Ending Medicare and slashing Medicaid and health programs: Once again, Ryan's put forward a budget that would end Medicare as we know it by turning Medicare into a voucher program. Instead of guaranteeing the coverage that seniors have earned and paid for, Ryan and the Republicans would shift the cost burden to seniors, putting them at risk of paying thousands of dollars out of their own pockets for their health care. Who's the big winner here? Certainly not seniors—it's the big insurance companies.
Ryan doesn't stop at seniors when it comes to slashing health programs. Ryan's budget would cut more than $1 trillion from Medicaid, denying coverage to low-income children, pregnant women, nursing home patients, and persons with disabilities: up to 60 million Americans in total. And let's not forget that Ryan, Mitt Romney, and the Republicans are also determined to repeal the Affordable Care Act.
Help for the 1 percent, big oil, and Wall Street: But while he rips apart the social safety net that middle-class and low-income Americans rely on, Ryan's budget extends all of the Bush tax cuts for the wealthiest Americans, providing $3 trillion more in tax cuts for the rich and corporations—without specifying how we'd pay for them. As the director of tax and budget policy at the Center for American Progress points out, "The only way to pay for such huge tax cuts for the 1 percent is to make the 99 percent pick up the tab."
Other big winners under the Ryan budget are big oil and Wall Street. Ryan maintains tens of billions in unnecessary subsidies for oil companies and tax loopholes for hedge fund managers. And the budget rolls back the key protections we passed through Wall Street reform that would prevent future financial crises.

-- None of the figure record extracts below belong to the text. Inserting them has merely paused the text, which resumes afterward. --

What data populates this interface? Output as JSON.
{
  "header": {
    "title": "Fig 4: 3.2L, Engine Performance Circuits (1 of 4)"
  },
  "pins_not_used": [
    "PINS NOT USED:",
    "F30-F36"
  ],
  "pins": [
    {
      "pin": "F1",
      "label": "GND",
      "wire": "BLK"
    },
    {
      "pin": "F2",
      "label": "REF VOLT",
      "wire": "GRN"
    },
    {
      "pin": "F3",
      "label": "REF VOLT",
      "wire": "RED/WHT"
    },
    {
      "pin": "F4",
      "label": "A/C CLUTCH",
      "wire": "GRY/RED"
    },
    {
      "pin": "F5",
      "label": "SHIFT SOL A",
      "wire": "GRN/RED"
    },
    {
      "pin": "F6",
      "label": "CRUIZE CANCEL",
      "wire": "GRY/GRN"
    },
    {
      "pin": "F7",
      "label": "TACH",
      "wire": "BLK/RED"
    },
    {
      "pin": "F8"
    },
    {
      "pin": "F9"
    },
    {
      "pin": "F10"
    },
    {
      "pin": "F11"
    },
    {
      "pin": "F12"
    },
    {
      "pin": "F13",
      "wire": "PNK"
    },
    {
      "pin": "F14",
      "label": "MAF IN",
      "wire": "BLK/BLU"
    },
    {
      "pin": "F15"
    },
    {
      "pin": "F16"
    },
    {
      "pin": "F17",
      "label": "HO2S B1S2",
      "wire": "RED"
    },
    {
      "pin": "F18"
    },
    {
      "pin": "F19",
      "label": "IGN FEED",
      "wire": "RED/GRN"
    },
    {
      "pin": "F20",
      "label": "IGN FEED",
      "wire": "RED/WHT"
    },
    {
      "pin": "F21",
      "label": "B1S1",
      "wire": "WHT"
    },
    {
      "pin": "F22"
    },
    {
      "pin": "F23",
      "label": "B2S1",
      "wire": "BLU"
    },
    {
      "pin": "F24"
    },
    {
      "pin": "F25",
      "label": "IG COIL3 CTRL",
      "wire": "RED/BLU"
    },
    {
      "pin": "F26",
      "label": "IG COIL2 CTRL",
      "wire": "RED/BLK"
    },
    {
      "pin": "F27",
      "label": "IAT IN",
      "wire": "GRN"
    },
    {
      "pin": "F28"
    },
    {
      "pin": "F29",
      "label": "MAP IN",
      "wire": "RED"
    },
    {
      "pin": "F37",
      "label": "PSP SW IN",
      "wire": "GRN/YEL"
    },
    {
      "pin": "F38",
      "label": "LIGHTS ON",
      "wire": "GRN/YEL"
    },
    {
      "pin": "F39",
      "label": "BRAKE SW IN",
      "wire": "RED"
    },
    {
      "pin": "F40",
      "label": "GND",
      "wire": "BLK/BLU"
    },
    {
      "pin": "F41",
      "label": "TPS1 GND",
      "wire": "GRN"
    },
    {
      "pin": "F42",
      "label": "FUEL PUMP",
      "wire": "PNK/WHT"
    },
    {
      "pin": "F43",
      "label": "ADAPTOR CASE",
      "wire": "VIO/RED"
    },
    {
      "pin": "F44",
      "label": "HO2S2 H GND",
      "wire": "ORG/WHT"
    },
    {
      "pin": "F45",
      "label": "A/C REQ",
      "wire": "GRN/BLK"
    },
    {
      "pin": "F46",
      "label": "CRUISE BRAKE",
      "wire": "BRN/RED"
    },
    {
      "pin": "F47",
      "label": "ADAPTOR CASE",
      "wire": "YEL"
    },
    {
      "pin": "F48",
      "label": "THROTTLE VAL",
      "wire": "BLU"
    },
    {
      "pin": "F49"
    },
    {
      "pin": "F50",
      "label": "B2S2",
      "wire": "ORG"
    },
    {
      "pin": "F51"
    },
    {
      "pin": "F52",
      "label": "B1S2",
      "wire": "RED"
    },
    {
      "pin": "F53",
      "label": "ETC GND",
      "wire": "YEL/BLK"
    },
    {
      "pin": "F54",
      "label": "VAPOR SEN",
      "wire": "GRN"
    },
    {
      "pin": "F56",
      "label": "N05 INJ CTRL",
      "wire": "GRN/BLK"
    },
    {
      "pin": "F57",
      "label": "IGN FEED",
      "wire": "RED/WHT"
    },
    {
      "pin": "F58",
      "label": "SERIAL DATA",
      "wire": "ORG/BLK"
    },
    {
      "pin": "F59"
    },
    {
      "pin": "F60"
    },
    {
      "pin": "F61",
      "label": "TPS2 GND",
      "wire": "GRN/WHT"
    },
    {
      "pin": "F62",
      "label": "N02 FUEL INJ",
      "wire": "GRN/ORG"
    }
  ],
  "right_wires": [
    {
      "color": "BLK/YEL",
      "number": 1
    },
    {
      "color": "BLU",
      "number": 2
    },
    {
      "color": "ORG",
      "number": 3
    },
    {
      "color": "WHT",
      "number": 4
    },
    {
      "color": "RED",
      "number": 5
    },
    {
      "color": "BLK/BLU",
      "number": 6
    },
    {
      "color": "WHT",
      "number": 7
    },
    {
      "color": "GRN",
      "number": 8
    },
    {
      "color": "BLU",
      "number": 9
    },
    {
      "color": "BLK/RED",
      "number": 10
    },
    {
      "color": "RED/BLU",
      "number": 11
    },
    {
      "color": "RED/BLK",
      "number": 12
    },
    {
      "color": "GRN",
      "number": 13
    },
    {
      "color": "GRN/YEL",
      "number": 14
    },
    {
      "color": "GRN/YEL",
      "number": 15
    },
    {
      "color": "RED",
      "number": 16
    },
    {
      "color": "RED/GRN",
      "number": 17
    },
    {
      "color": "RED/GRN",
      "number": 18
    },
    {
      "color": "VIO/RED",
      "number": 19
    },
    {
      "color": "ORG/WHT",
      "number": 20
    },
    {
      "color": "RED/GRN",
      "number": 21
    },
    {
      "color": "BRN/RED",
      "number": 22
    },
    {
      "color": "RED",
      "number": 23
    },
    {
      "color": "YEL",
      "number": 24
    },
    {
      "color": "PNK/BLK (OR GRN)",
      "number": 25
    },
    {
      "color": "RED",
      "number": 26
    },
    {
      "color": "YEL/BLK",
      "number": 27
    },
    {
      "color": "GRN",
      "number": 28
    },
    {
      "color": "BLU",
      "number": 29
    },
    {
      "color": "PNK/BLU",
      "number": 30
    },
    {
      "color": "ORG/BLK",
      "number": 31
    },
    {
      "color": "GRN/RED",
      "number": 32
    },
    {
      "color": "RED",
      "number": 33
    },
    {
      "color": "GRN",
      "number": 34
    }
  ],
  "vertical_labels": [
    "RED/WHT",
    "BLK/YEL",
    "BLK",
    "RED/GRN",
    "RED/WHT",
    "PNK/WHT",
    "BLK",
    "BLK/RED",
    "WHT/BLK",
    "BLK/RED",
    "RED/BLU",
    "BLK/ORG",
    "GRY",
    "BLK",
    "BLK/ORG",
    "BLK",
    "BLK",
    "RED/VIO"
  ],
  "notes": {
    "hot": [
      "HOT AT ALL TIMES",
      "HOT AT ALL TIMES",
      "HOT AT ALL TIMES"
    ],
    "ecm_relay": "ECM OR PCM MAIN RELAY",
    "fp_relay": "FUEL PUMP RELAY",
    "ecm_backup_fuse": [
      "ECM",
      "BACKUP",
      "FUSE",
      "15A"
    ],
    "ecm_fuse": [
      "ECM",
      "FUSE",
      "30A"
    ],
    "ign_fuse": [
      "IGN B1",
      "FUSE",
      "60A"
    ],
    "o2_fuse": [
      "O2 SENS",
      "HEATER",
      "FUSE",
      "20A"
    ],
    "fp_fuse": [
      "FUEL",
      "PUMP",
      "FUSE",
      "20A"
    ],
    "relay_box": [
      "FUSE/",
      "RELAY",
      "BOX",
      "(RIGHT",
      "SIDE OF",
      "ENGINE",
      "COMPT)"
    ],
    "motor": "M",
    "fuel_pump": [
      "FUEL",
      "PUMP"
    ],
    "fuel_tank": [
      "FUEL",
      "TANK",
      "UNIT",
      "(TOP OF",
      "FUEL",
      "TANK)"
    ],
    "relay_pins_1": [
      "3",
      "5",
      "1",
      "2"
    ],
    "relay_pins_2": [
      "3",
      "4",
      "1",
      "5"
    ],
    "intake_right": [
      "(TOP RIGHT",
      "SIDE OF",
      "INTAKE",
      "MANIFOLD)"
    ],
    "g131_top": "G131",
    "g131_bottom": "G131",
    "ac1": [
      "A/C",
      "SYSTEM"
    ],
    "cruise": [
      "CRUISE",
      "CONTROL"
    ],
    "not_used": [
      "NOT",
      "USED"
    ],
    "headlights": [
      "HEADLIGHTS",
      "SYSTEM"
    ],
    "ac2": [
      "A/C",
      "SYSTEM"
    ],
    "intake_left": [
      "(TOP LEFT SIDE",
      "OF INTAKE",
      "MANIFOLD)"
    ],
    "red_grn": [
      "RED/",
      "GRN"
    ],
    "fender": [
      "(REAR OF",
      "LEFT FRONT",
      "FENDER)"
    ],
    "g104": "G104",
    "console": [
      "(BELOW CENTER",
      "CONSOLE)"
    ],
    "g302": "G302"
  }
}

Massive cuts to education, infrastructure: Taken as a whole, Ryan's budget is bad news for our economy. Ryan and the GOP seem to think that we're investing too much in things like education, research and development, and rebuilding our nation's roads and bridges. Ryan would slash investments in education by 45 percent and infrastructure by 24 percent. Their arbitrary cuts don't distinguish between the wasteful spending we need to eliminate and the investments we need to secure a strong future.
What's the reaction been? The Washington Post's Ezra Klein is calling the Ryan budget "unrealistic," and Slate's Matt Yglesias scoffs at Ryan's suggestion that he has a "devotion to the social safety net." Mitt Romney, however, is applauding Ryan and his congressional colleagues on this year's budget proposal. No surprise there: Not only did Romney call Ryan's last budget proposal "bold and right," but he's also put forward his own plans to privatize Medicare, cut taxes for the wealthy, make deep cuts to Medicaid and health programs, and repeal the key protections from Wall Street reform.
So unless you're a millionaire or a corporation (or in other words, the "people" Romney cares about), Ryan, Romney, and the Republican Party aren't looking out for you.